Jusqu’à la déclaration d'Emmanuel Macron, c’était l’ancien monde. Désormais, il faut aller dans le nouveau monde. On ne pourra pas reprendre ‘business as usual’. Il faut doucement démondialiser. Profitons du Green Deal proposé par l’Europe pour changer la politique agricole commune : on arrête de subventionner à la production et on subventionne à la qualité et aux services rendus par les agriculteurs. Ca sera moins injuste pour eux, on leur fait un crédit des dettes et on les aide à sortir de la situation horrible où ils sont actuellement”, propose notamment le chercheur, qui milite pour une science plus attributive. C'est-à-dire s’intéresser aux causes et ne pas seulement soigner les conséquences, afin de pouvoir construire dans la durée.  

A l’heure actuelle, quelles perspectives ?  

Il s’agit désormais de préparer l’après-crise avec des politiques qui “arrêtent la parlotte” et donnent l’exemple pour que chacun ait un comportement individuel plus responsable. “Ça ne sert à rien de faire la morale”, insiste le chercheur qui espère que le confinement ne durera pas trop longtemps au risque “d’avoir de lourdes conséquences psychologiques, surtout chez les enfants et encore plus sur les adolescents, en pleine construction”. “On ne sait pas encore mondialement ce qui va se passer. Je suis actuellement en Thaïlande où le pays suit la même courbe que la France et n’a pas encore pris de mesures drastiques… Nous allons en avoir encore pour au moins un mois de crise, estime le scientifique, rappelant toutefois qu’un vaccin contre le Covid-19 devrait bientôt arriver. L’avantage avec les Coronavirus, c’est que leurs génomes n’évoluent pas trop rapidement et sont assez prévisibles.”

Et les anti-vaccins dans tout ça ? “Beaucoup de gens ne font plus confiance aux autorités, quelles qu’elles soient, et se méfient des vaccins. Cependant, dans un contexte de pandémie, les gens ont tellement peur que presque tout le monde sera partant pour se faire vacciner. Je ne suis pas trop inquiet là-dessus, déclare Serge Morand, sûr de lui. Nous ne sommes pas dans le même contexte que lors de la crise H1N1 où Roselyne Bachelot, alors ministre de la Santé, avait été très mal conseillée par rapport au vaccin, ce qui avait entraîné une grande défiance de la part de l’opinion publique”, rappelle-t-il.

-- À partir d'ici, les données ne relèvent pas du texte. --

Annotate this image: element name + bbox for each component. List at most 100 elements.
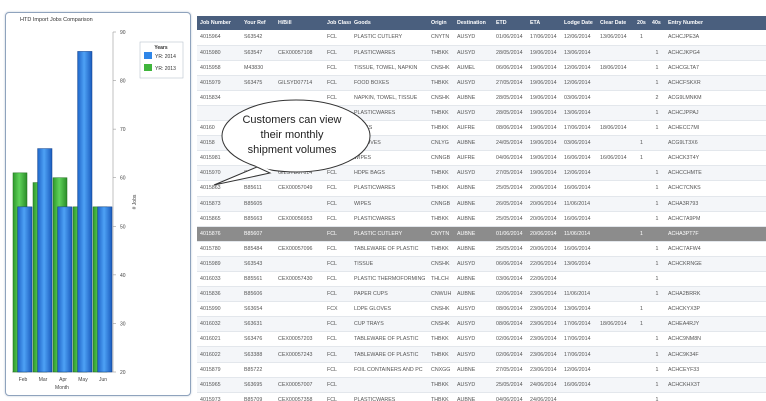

Les populations en sécurité et la tempête passée, il faudra ensuite prendre en charge “toutes les morbidités négligées actuellement” et bien sûr gérer les conséquences sociales et économiques de la crise. “Un des dangers, c’est que l’on tombe alors dans un Etat policier, alerte Serge Morand, persuadé que cela ne servirait à rien du tout. Le gouvernement va devoir s’armer de patience et d’efforts pour retrouver la confiance des Français”, conclut-il.